After watching the task sit on my to-do list week after week, everyone else’s tasks being crossed off around it, I finally just signed up. I spoke to the teacher on the phone. I put it on my calendar. On the family calendar. Confirmed with the sitter. Set an alarm on my phone.
And then, whoops! The week before, our sitter had a conflict. So I had to bring in reinforcements. I secured my sister in law, rescheduled music lessons, made sure my husband would be home in time.
That night, things were going pretty smoothly. We all had dinner together, the boys were having fun with their aunt, things were moving along.
As we were on our way out, it started pouring. Like, “is there a hurricane we don’t know about” kind of pouring. So we waited a bit, but ended up driving through some pretty bad rain to try and make it to the class on time. Once we’re there, we get lost finding the room. A kind janitor finally guided us in the right direction. We walk in 10 minutes late. Wet, cold, harried. Everyone goes silent and gives us a confused look.
Turns out our class started the following week. We were in the wrong class, on the wrong day, and I have never been more embarrassed. My husband took it like a champ, laughed it off and we went on our way. I, however, became inconsolable.
This does not happen. I don’t mess this stuff up. I am hyper-organized with all of our schedules. I have everyone’s appointments and meetings and lessons all logged in chronological order in my brain at all times. I have multiple color-coded calendars filled out at once. This does not happen.

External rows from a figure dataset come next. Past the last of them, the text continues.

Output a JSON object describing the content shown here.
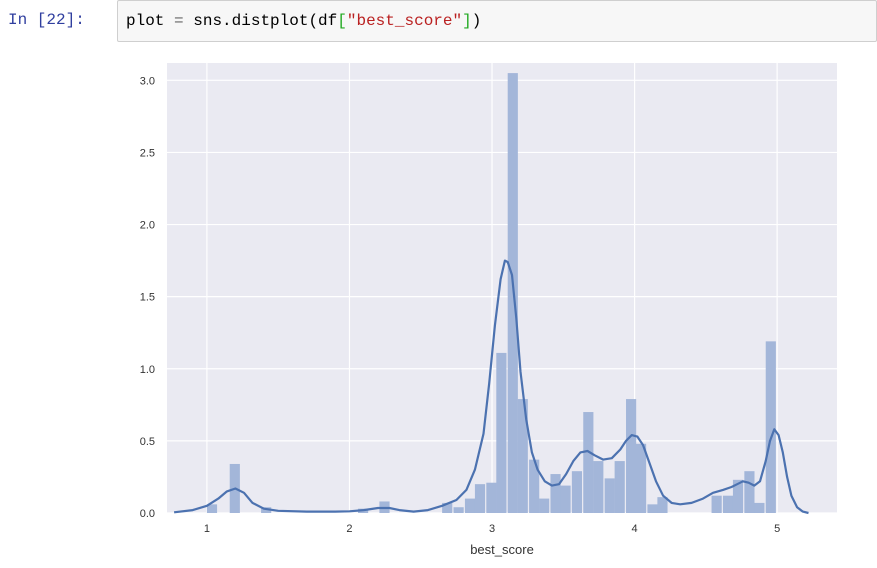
{
  "cell": {
    "prompt": "In [22]:",
    "code": {
      "var": "plot",
      "op": "=",
      "call": "sns.distplot(df",
      "open": "[",
      "arg": "\"best_score\"",
      "close": "]",
      "end": ")"
    }
  },
  "chart_data": {
    "type": "bar",
    "xlabel": "best_score",
    "ylabel": "",
    "title": "",
    "xlim": [
      0.72,
      5.42
    ],
    "ylim": [
      0,
      3.12
    ],
    "xticks": [
      "1",
      "2",
      "3",
      "4",
      "5"
    ],
    "yticks": [
      "0.0",
      "0.5",
      "1.0",
      "1.5",
      "2.0",
      "2.5",
      "3.0"
    ],
    "grid": true,
    "background": "#eaeaf2",
    "bar_color": "#a3b6d9",
    "line_color": "#4c72b0",
    "bin_width": 0.0755,
    "bins": [
      {
        "x0": 1.0,
        "value": 0.06
      },
      {
        "x0": 1.16,
        "value": 0.34
      },
      {
        "x0": 1.38,
        "value": 0.04
      },
      {
        "x0": 2.06,
        "value": 0.03
      },
      {
        "x0": 2.21,
        "value": 0.08
      },
      {
        "x0": 2.65,
        "value": 0.07
      },
      {
        "x0": 2.73,
        "value": 0.04
      },
      {
        "x0": 2.81,
        "value": 0.1
      },
      {
        "x0": 2.88,
        "value": 0.2
      },
      {
        "x0": 2.96,
        "value": 0.21
      },
      {
        "x0": 3.03,
        "value": 1.11
      },
      {
        "x0": 3.11,
        "value": 3.05
      },
      {
        "x0": 3.18,
        "value": 0.79
      },
      {
        "x0": 3.26,
        "value": 0.37
      },
      {
        "x0": 3.33,
        "value": 0.1
      },
      {
        "x0": 3.41,
        "value": 0.27
      },
      {
        "x0": 3.48,
        "value": 0.19
      },
      {
        "x0": 3.56,
        "value": 0.29
      },
      {
        "x0": 3.64,
        "value": 0.7
      },
      {
        "x0": 3.71,
        "value": 0.36
      },
      {
        "x0": 3.79,
        "value": 0.24
      },
      {
        "x0": 3.86,
        "value": 0.36
      },
      {
        "x0": 3.94,
        "value": 0.79
      },
      {
        "x0": 4.01,
        "value": 0.48
      },
      {
        "x0": 4.09,
        "value": 0.06
      },
      {
        "x0": 4.16,
        "value": 0.11
      },
      {
        "x0": 4.54,
        "value": 0.12
      },
      {
        "x0": 4.62,
        "value": 0.12
      },
      {
        "x0": 4.69,
        "value": 0.23
      },
      {
        "x0": 4.77,
        "value": 0.29
      },
      {
        "x0": 4.84,
        "value": 0.07
      },
      {
        "x0": 4.92,
        "value": 1.19
      }
    ],
    "kde": {
      "x": [
        0.77,
        0.9,
        1.0,
        1.08,
        1.14,
        1.2,
        1.26,
        1.32,
        1.4,
        1.5,
        1.7,
        1.9,
        2.0,
        2.1,
        2.2,
        2.28,
        2.35,
        2.45,
        2.55,
        2.65,
        2.75,
        2.82,
        2.88,
        2.94,
        2.98,
        3.02,
        3.06,
        3.09,
        3.11,
        3.14,
        3.17,
        3.2,
        3.24,
        3.28,
        3.32,
        3.37,
        3.42,
        3.47,
        3.52,
        3.57,
        3.62,
        3.67,
        3.72,
        3.78,
        3.84,
        3.9,
        3.94,
        3.98,
        4.02,
        4.06,
        4.1,
        4.15,
        4.2,
        4.26,
        4.32,
        4.4,
        4.48,
        4.55,
        4.62,
        4.68,
        4.72,
        4.76,
        4.8,
        4.84,
        4.88,
        4.92,
        4.95,
        4.98,
        5.01,
        5.04,
        5.07,
        5.1,
        5.14,
        5.18,
        5.22
      ],
      "y": [
        0.005,
        0.02,
        0.05,
        0.1,
        0.15,
        0.17,
        0.14,
        0.07,
        0.03,
        0.015,
        0.01,
        0.01,
        0.012,
        0.02,
        0.035,
        0.035,
        0.02,
        0.01,
        0.02,
        0.05,
        0.09,
        0.16,
        0.3,
        0.55,
        0.9,
        1.3,
        1.62,
        1.75,
        1.74,
        1.65,
        1.35,
        0.98,
        0.65,
        0.42,
        0.3,
        0.22,
        0.19,
        0.2,
        0.27,
        0.36,
        0.42,
        0.43,
        0.4,
        0.37,
        0.38,
        0.44,
        0.5,
        0.54,
        0.53,
        0.47,
        0.36,
        0.22,
        0.12,
        0.07,
        0.06,
        0.07,
        0.1,
        0.14,
        0.16,
        0.18,
        0.2,
        0.22,
        0.21,
        0.19,
        0.22,
        0.36,
        0.5,
        0.58,
        0.54,
        0.42,
        0.25,
        0.12,
        0.04,
        0.01,
        0.0
      ]
    }
  }
}
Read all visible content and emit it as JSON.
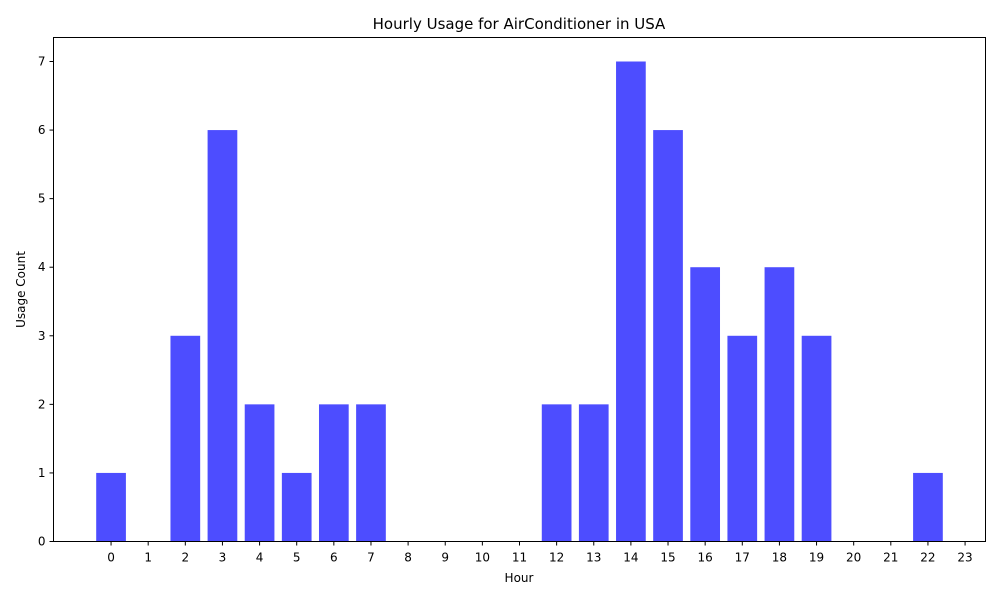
{
  "chart_data": {
    "type": "bar",
    "title": "Hourly Usage for AirConditioner in USA",
    "xlabel": "Hour",
    "ylabel": "Usage Count",
    "categories": [
      "0",
      "1",
      "2",
      "3",
      "4",
      "5",
      "6",
      "7",
      "8",
      "9",
      "10",
      "11",
      "12",
      "13",
      "14",
      "15",
      "16",
      "17",
      "18",
      "19",
      "20",
      "21",
      "22",
      "23"
    ],
    "values": [
      1,
      0,
      3,
      6,
      2,
      1,
      2,
      2,
      0,
      0,
      0,
      0,
      2,
      2,
      7,
      6,
      4,
      3,
      4,
      3,
      0,
      0,
      1,
      0
    ],
    "yticks": [
      "0",
      "1",
      "2",
      "3",
      "4",
      "5",
      "6",
      "7"
    ],
    "ylim": [
      0,
      7.35
    ],
    "xlim": [
      -1.55,
      23.55
    ],
    "grid": false,
    "bar_color": "#4d4dff"
  }
}
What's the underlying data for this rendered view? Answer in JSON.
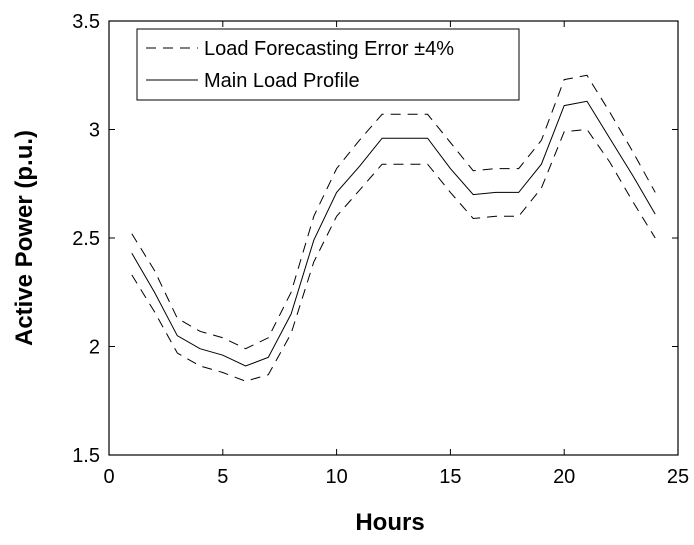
{
  "chart_data": {
    "type": "line",
    "title": "",
    "xlabel": "Hours",
    "ylabel": "Active Power (p.u.)",
    "xlim": [
      0,
      25
    ],
    "ylim": [
      1.5,
      3.5
    ],
    "xticks": [
      0,
      5,
      10,
      15,
      20,
      25
    ],
    "yticks": [
      1.5,
      2,
      2.5,
      3,
      3.5
    ],
    "xtick_labels": [
      "0",
      "5",
      "10",
      "15",
      "20",
      "25"
    ],
    "ytick_labels": [
      "1.5",
      "2",
      "2.5",
      "3",
      "3.5"
    ],
    "grid": false,
    "legend_position": "top-left",
    "x": [
      1,
      2,
      3,
      4,
      5,
      6,
      7,
      8,
      9,
      10,
      11,
      12,
      13,
      14,
      15,
      16,
      17,
      18,
      19,
      20,
      21,
      22,
      23,
      24
    ],
    "series": [
      {
        "name": "Load Forecasting Error ±4%",
        "style": "dashed",
        "color": "#000000",
        "values": [
          2.52,
          2.35,
          2.13,
          2.07,
          2.04,
          1.99,
          2.04,
          2.25,
          2.6,
          2.82,
          2.95,
          3.07,
          3.07,
          3.07,
          2.94,
          2.81,
          2.82,
          2.82,
          2.95,
          3.23,
          3.25,
          3.08,
          2.9,
          2.71
        ]
      },
      {
        "name": "Main Load Profile",
        "style": "solid",
        "color": "#000000",
        "values": [
          2.43,
          2.25,
          2.05,
          1.99,
          1.96,
          1.91,
          1.95,
          2.15,
          2.49,
          2.71,
          2.83,
          2.96,
          2.96,
          2.96,
          2.82,
          2.7,
          2.71,
          2.71,
          2.84,
          3.11,
          3.13,
          2.96,
          2.79,
          2.61
        ]
      },
      {
        "name": "",
        "style": "dashed",
        "color": "#000000",
        "values": [
          2.33,
          2.16,
          1.97,
          1.91,
          1.88,
          1.84,
          1.87,
          2.06,
          2.39,
          2.6,
          2.72,
          2.84,
          2.84,
          2.84,
          2.71,
          2.59,
          2.6,
          2.6,
          2.73,
          2.99,
          3.0,
          2.85,
          2.67,
          2.5
        ]
      }
    ],
    "legend": [
      {
        "label": "Load Forecasting Error ±4%",
        "style": "dashed"
      },
      {
        "label": "Main Load Profile",
        "style": "solid"
      }
    ]
  }
}
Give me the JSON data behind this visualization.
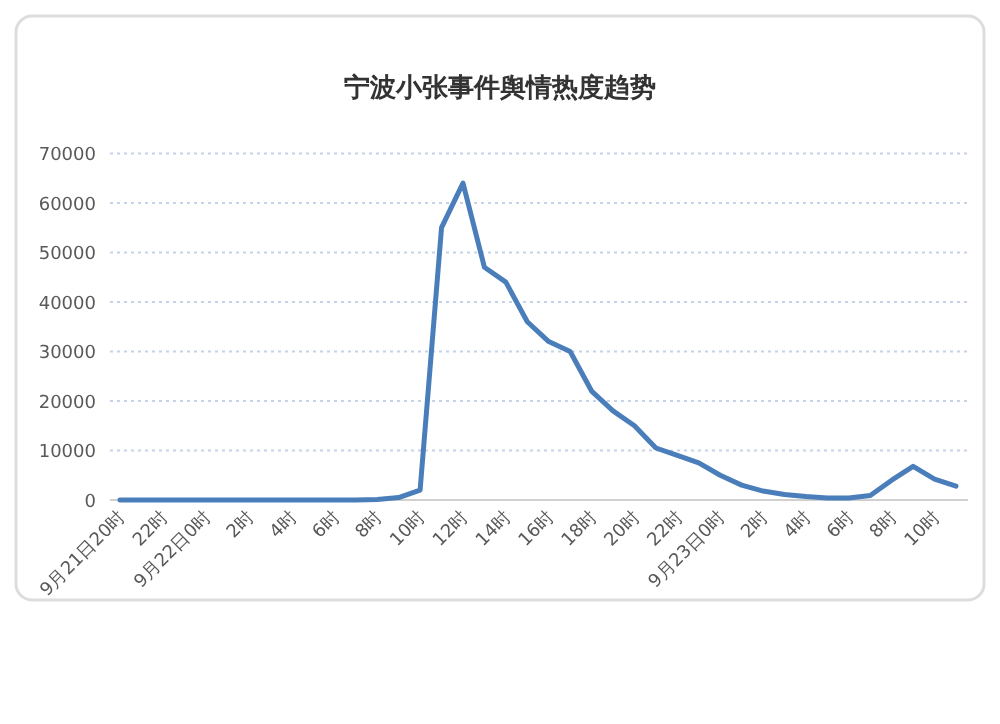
{
  "chart_data": {
    "type": "line",
    "title": "宁波小张事件舆情热度趋势",
    "categories": [
      "9月21日20时",
      null,
      "22时",
      null,
      "9月22日0时",
      null,
      "2时",
      null,
      "4时",
      null,
      "6时",
      null,
      "8时",
      null,
      "10时",
      null,
      "12时",
      null,
      "14时",
      null,
      "16时",
      null,
      "18时",
      null,
      "20时",
      null,
      "22时",
      null,
      "9月23日0时",
      null,
      "2时",
      null,
      "4时",
      null,
      "6时",
      null,
      "8时",
      null,
      "10时",
      null
    ],
    "series": [
      {
        "color": "#4a7ebb",
        "values": [
          0,
          0,
          0,
          0,
          0,
          0,
          0,
          0,
          0,
          0,
          0,
          0,
          100,
          500,
          2000,
          55000,
          64000,
          47000,
          44000,
          36000,
          32000,
          30000,
          22000,
          18000,
          15000,
          10500,
          9000,
          7500,
          5000,
          3000,
          1800,
          1100,
          700,
          400,
          400,
          900,
          4000,
          6800,
          4200,
          2800
        ]
      }
    ],
    "ylim": [
      0,
      70000
    ],
    "yticks": [
      0,
      10000,
      20000,
      30000,
      40000,
      50000,
      60000,
      70000
    ],
    "grid": "y"
  }
}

I was so embarrassed. And angry at myself. I couldn’t just laugh it off. I had wasted so much time finding a back up sitter and rescheduling music lessons and rushing my husband home from work. All for nothing.
But my husband, the saint that he is, tried to give me some perspective. He said all the right things that I was not saying to myself. He reminded me that these things happen, we make mistakes and laugh them off and move on. He told me stories of other people who had fucked up way worse. He hugged me and kissed me and made the best of the situation.
And then, on the drive home, as I continued to cry to myself in the passenger seat, he held my hand and said “Baby, you’re not perfect.”
My first reaction was rage. I didn’t have time to express it, though, because he immediately followed that statement with “I wouldn’t be with you if you were.”
And obviously that made me cry more. Because I put so much pressure on myself to be perfect. For the boys, for my husband, for everyone who needs me. But none of them are asking that of me. No one puts that expectation or pressure on me. I do it to myself.
So the lesson here is, fuck being perfect. It doesn’t exist. It’s an ideal. I think its okay to strive for it, and work toward it. Do your best to be your best. But cut yourself some fucking slack every now and then. You’ll never arrive at perfection. It’s not something to achieve. And remember, it’s a standard you’re holding yourself to.
I’m not going to stop color-coding our calendars and to-do lists. I won’t ever like it when the dirty dishes sit in the sink. I’ll continue to tout my Dynamo label maker around like a concealed weapon. But I’m hoping I’ll be able to have a bit more of a sense of humor about it all.